And it's [00:09:00] because it's, it was really hard to do chatbots. Pre ai, right? You had to think of all the questions that anyone would ask, all the permutations of those questions, and then all the answers that you would need and permutations of those answers, and put all that into some type of structured data capability with ai.

We're gonna skip that and we're gonna be working on, in our, working on a digital assistant for our website so that you can come to the website and ask in, in natural language what is it that you're looking to do. Not only that, but to do that in multilingual capabilities and potentially with some options related to what kind of digital assistant would you like to interact with?

So that you could change the persona and the look you want an antagonistic person to work with, or would you like a really helpful person to work with? And, I think the growth in these AI technologies is, it's just going so fast that an organization like Walmart, as you alluded to that made these investments in a lot of different, and the term is agentic solutions.

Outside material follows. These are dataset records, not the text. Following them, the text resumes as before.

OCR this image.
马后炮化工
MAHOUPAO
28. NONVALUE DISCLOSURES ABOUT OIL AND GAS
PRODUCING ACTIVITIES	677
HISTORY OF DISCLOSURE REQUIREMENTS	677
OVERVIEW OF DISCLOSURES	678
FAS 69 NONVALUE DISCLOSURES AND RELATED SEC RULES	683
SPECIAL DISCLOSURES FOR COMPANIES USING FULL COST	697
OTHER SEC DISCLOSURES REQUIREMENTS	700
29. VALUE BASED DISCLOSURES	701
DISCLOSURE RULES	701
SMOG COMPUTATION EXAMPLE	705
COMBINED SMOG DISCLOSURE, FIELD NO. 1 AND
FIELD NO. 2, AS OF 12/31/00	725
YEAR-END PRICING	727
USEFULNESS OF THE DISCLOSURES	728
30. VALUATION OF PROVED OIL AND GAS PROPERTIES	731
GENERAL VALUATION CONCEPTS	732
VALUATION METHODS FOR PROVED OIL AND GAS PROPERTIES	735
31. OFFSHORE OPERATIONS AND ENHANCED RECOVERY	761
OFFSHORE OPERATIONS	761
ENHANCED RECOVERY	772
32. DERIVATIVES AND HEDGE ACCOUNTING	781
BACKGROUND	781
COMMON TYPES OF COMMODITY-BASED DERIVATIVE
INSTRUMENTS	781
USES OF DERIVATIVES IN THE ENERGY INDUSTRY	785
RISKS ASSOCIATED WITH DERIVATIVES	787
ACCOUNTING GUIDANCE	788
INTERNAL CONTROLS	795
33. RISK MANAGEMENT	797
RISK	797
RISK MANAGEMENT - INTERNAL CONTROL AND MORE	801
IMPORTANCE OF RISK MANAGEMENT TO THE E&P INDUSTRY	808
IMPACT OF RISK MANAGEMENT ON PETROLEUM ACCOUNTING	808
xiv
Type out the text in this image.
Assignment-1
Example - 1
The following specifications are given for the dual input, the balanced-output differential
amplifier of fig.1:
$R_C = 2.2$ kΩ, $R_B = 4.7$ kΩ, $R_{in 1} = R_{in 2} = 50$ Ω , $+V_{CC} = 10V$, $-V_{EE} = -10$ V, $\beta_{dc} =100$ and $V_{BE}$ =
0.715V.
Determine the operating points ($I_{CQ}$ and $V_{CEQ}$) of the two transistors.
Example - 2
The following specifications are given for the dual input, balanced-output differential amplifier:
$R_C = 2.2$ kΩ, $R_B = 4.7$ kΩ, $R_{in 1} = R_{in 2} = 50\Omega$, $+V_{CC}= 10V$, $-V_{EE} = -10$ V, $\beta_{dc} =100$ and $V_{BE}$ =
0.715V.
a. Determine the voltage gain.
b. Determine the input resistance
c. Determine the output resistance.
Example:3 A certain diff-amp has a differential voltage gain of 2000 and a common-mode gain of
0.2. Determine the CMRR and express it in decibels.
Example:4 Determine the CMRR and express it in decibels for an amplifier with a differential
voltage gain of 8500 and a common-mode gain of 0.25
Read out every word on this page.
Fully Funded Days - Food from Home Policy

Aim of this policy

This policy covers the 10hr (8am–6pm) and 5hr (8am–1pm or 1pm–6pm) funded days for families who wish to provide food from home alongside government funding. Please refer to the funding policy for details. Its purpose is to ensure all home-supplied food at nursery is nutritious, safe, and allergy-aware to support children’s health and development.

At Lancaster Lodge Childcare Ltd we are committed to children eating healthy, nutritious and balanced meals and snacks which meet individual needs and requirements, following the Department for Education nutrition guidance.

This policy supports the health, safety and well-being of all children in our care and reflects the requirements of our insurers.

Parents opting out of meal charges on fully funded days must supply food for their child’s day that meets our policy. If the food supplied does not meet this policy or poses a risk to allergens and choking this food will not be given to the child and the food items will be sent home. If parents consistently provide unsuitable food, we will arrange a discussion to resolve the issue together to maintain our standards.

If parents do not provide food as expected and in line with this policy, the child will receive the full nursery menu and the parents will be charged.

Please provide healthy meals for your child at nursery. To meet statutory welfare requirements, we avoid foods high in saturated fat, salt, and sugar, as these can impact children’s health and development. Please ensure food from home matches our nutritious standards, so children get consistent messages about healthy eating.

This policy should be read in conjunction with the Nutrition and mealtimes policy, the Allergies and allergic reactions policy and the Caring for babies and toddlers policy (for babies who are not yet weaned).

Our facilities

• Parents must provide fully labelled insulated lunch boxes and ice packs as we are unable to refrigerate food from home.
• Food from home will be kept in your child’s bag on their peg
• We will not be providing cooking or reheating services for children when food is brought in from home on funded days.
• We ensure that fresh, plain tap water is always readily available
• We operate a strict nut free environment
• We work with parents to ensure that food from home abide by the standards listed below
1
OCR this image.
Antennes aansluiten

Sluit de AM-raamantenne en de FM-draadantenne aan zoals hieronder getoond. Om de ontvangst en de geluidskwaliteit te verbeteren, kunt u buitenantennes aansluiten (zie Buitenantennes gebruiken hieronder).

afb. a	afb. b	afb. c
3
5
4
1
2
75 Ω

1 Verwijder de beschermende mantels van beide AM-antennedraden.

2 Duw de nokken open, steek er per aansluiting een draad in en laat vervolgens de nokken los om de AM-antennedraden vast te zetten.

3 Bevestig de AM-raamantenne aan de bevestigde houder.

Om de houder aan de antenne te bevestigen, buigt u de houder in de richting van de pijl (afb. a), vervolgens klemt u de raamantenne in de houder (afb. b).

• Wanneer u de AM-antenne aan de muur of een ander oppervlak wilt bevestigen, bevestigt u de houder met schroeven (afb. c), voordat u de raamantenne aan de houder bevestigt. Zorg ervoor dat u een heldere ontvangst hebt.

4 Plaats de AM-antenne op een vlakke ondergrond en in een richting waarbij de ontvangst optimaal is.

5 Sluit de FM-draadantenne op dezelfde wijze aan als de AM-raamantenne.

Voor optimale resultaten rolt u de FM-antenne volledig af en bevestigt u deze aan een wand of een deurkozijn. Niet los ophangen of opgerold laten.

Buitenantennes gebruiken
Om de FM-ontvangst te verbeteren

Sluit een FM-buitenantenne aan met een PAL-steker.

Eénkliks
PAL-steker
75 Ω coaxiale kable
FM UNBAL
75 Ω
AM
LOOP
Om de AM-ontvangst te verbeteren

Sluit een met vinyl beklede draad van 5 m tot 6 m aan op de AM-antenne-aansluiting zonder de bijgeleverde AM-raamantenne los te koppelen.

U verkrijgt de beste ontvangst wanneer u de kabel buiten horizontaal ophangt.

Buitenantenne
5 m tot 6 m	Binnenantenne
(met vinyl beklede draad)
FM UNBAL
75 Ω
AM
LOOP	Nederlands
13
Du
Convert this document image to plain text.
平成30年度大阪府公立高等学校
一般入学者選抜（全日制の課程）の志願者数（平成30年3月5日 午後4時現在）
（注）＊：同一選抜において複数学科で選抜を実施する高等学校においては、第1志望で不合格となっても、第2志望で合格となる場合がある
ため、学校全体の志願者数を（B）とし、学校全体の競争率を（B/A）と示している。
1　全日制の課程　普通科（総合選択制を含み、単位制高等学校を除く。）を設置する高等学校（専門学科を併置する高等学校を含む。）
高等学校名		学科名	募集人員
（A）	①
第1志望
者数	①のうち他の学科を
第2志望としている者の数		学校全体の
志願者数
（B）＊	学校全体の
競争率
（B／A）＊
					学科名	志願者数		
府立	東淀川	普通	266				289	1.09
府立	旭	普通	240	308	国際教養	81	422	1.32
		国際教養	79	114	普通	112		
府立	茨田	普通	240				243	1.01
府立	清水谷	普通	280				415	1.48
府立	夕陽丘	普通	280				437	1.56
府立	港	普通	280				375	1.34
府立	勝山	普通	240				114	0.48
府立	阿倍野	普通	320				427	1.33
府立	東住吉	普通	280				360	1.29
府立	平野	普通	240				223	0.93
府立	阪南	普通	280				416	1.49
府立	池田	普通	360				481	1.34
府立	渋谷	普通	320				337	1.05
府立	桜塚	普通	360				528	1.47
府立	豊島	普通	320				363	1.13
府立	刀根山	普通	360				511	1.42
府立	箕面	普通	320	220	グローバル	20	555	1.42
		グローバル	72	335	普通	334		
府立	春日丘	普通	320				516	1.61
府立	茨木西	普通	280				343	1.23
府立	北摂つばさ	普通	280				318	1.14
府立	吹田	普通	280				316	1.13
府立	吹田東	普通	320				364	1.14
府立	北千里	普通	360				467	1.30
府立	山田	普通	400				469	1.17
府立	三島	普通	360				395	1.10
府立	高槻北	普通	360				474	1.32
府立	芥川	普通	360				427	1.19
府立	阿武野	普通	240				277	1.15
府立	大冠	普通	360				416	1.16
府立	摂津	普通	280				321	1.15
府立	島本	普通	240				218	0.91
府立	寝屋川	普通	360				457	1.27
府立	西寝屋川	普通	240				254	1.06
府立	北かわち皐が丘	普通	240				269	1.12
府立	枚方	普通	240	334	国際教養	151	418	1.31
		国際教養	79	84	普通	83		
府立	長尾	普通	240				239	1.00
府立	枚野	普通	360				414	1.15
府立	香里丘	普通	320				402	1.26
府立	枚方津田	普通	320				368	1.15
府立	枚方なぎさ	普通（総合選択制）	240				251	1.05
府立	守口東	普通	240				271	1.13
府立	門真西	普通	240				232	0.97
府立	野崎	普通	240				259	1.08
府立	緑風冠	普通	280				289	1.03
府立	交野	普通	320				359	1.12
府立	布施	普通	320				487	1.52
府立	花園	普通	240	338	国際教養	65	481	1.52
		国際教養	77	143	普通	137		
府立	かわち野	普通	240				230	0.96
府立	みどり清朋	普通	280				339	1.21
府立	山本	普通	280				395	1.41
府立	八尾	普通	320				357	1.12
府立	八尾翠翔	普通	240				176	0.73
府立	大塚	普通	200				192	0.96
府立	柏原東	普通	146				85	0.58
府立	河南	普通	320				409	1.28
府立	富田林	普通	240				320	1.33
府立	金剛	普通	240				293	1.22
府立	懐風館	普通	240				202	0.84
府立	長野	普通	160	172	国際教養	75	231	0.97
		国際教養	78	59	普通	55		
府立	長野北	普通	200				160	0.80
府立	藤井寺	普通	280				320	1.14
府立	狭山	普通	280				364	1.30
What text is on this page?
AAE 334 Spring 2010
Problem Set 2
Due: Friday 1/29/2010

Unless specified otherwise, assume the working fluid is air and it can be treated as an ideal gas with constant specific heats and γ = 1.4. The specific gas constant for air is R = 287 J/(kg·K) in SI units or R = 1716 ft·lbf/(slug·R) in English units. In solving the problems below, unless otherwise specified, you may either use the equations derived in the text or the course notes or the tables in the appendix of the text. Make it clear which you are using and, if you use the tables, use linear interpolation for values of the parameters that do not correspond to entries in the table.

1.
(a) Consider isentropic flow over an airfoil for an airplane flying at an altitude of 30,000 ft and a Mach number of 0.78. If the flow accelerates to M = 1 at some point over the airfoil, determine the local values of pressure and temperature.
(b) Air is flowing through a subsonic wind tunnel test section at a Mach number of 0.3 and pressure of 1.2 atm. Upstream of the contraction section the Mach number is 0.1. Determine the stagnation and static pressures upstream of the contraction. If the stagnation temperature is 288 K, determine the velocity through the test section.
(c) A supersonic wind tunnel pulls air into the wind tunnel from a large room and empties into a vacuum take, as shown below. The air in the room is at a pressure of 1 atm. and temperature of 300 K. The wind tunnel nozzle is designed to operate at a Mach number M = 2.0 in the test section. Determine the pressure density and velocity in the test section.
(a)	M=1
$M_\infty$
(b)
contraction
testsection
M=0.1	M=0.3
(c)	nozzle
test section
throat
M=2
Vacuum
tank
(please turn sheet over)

I think [00:10:00] we're taking a much more measured and cautious approach. And not cautious because we don't believe in the technology. But because we wanna make sure that we're good stewards of the public dollar, that the investments we make, that we predict that they're gonna be successful and beneficial, and that we don't just chase the technology.

And I talk to people that we're a close follower. We're not gonna be on the bleeding edge. I love it when other organizations, and you and I know a lot of people in our circle, right? Without name dropping folks, King County Maricopa County, all those leaders there. I love it when they go first because then we can learn from the lessons learned and apply these solutions in a way that's predictive of success.

And there will be places where we go first as well. And so by collaborating together, we're taking a look and seeing what all this AI stuff is, and then the AI leadership in local government and the public sector. Is really being led and championed by the Gov AI Coalition that Khalid started outta Santa Clara.

We're a member of that group. There's 700 of us [00:11:00] and I think it's growing now, maybe over a thousand people that are involved in that and really trying to work on setting standards and trying to figure out what is AI gonna mean in the public sector. And at the end of the day, for us, it's how do we improve what we do, what we already do?

And that serves as the kind of the core foundational approach for us. 

Joe Toste: I really like that, especially the, like when we talk about agentic ai, there's the, right now you can see okay, there's some promising aspects of this, but promising aspects goes in the.

Somewhat someday. Fun bucket. And then there's the okay, here's where we are today. 'cause there's a difference between prototyping something even getting a website up, like a unlovable or rep lit right now where you can just spin up a website in natural language processing.

And it's awesome. It's a ton of fun. I was doing this with my daughter for an entrepreneurship homework assignment. And then there's, we're deploying this to millions of people, right? There's, the scale is different you can't necessarily go [00:12:00] at the lightning speed at scale because there's just so many issues.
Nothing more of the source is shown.